You have to hope that with some of the positive news coming out of the NBA — such as the fact that Utah Jazz stars Rudy Gobert and Donovan Mitchell, the first players to have tested positive for the coronavirus, no longer pose a risk to transmit the disease to others — that maybe there is still time for practices and games to get going and for the Wolves to get a chance to return to action to complete what has been a difficult season.

Jottings

• Gophers football coach P.J. Fleck went on former NFL punter Pat McAfee’s radio show and had a positive message about how he is trying to respond to the shutdown of sports: “We all have a role in this. And we can all row the boat together. We can all take our problems, look at them as situations and create opportunities that make this world better. But here’s the one thing, we all affect this. Every single one of us have an impact of how we actually change the future of this nation. When has that ever happened?”

• Tajae Sharpe, the newest Vikings receiver, was a fifth-round pick by the Titans in the 2016 draft. That same year the Vikings took Laquon Treadwell in the first round. Sharpe has 92 receptions for 1,167 yards and eight scores in his career while Treadwell, now with the Falcons, has 65 receptions for 701 yards and two scores. And Sharpe missed all of 2017 on injured reserve.

• An interesting note from Jimmy Shapiro of Bovada: Sportsbooks already are putting betting lines on some big college football games around the country. The Gophers have opened as four-point favorites against Iowa at home in Week 3.

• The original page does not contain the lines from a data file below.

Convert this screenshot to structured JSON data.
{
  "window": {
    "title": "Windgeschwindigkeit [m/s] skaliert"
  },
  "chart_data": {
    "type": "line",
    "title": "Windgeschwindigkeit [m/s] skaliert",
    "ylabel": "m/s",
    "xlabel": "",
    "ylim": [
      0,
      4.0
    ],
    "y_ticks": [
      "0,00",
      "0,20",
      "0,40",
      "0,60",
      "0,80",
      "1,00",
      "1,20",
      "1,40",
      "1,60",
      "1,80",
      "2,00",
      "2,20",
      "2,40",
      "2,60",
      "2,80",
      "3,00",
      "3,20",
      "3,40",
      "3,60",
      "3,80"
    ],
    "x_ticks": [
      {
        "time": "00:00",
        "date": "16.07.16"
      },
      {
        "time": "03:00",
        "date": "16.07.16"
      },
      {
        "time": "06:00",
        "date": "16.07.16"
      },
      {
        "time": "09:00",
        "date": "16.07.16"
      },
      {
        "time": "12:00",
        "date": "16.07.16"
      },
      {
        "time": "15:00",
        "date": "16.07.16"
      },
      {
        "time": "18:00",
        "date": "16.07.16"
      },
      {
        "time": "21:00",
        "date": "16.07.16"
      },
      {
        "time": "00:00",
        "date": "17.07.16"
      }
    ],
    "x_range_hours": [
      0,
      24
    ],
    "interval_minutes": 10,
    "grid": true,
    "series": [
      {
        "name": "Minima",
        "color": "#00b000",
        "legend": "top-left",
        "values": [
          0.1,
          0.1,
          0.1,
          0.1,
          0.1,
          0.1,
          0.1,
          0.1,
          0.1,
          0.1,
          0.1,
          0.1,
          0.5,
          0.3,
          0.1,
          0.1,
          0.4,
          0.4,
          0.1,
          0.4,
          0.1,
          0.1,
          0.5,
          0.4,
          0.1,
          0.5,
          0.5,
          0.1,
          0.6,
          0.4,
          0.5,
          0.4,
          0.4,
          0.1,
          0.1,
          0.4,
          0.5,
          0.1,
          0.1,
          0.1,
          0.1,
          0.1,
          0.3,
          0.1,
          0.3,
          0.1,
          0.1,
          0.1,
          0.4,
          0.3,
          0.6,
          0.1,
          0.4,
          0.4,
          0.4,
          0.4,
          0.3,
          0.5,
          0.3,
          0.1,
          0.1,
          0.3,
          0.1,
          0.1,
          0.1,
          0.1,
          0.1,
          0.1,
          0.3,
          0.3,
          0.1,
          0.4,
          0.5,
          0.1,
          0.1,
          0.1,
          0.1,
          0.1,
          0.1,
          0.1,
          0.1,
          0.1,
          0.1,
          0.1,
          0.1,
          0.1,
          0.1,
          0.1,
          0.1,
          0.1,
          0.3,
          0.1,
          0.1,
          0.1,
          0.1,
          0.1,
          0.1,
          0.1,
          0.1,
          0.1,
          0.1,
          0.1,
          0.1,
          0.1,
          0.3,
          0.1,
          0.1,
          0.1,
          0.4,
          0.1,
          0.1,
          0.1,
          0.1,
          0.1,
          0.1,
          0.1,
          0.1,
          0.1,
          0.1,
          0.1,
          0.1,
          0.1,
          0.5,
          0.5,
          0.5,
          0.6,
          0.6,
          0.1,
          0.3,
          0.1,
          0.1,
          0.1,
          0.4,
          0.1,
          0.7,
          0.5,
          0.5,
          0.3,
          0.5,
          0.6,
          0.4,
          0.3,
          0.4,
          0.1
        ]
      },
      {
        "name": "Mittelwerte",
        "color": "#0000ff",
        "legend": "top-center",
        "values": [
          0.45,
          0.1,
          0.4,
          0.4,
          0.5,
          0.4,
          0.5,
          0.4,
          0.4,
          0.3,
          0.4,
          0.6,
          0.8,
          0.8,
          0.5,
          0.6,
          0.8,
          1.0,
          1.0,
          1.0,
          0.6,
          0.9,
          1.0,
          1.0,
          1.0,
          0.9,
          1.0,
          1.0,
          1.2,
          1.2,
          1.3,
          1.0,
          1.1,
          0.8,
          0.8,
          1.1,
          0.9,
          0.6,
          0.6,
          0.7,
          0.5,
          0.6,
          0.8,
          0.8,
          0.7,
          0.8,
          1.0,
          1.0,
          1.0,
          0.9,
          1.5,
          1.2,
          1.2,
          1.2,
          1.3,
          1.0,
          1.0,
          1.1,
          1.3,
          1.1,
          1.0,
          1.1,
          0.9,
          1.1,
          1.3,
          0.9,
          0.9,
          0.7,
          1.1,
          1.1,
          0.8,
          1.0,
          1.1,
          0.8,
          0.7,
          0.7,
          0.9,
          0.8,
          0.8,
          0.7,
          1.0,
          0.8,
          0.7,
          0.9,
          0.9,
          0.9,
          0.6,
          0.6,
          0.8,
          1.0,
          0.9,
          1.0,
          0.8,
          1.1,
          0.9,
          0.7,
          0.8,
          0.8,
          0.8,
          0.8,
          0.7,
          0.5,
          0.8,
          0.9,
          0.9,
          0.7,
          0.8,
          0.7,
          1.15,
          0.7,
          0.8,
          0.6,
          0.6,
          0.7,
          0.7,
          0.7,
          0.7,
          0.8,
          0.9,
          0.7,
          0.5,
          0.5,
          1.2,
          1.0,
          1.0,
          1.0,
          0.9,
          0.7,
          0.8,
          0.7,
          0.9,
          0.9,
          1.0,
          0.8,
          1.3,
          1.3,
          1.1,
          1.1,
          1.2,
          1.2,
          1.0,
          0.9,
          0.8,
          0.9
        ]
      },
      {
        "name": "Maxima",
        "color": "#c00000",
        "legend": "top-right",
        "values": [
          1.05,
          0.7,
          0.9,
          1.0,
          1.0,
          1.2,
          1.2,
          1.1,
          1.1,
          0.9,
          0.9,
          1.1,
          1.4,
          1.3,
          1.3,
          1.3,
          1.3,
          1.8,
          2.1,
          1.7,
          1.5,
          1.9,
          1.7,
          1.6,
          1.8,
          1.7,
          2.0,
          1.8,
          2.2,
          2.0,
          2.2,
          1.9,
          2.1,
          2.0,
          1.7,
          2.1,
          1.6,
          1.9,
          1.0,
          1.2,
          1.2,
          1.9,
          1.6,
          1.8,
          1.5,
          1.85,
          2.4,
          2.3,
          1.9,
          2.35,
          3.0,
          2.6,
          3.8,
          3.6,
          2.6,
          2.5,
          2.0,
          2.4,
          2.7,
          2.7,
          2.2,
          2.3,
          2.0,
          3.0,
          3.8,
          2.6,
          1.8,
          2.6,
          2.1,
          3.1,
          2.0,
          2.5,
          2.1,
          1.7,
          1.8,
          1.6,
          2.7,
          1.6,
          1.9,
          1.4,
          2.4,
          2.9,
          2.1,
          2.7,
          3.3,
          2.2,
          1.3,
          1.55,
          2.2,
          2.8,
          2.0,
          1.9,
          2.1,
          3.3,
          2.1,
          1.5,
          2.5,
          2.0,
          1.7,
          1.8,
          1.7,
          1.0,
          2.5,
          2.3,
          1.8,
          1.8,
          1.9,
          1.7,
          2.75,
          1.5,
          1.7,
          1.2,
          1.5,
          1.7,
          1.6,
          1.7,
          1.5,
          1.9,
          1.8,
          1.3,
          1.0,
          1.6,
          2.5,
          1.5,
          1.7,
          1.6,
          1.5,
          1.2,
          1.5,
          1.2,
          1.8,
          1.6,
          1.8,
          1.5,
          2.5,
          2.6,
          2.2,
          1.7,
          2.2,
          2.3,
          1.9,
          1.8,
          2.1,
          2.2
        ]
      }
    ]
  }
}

• The Vikings’ odds to win the Super Bowl have dropped to 30-1 and rank 14th in the NFL. The Packers rank seventh at 18-1.

• Pro Football Focus on the Vikings’ signing of defensive run stopper Michael Pierce: “He peaked in 2018 with a 92.0 grade against the run, and that was also his best year as a pass-rusher, as he notched 21 pressures on 247 rushes. Pierce is a role player, but he’s proven to be capable of putting together a valuable 400-500 snaps as an early-down run stopper.”

• Good news for the Gophers men’s hockey team with Sampo Ranta, the sophomore from Finland who was drafted by the Colorado Avalanche in 2018, announcing he is returning this fall. Ranta had 20 points on 12 goals and eight assists this season.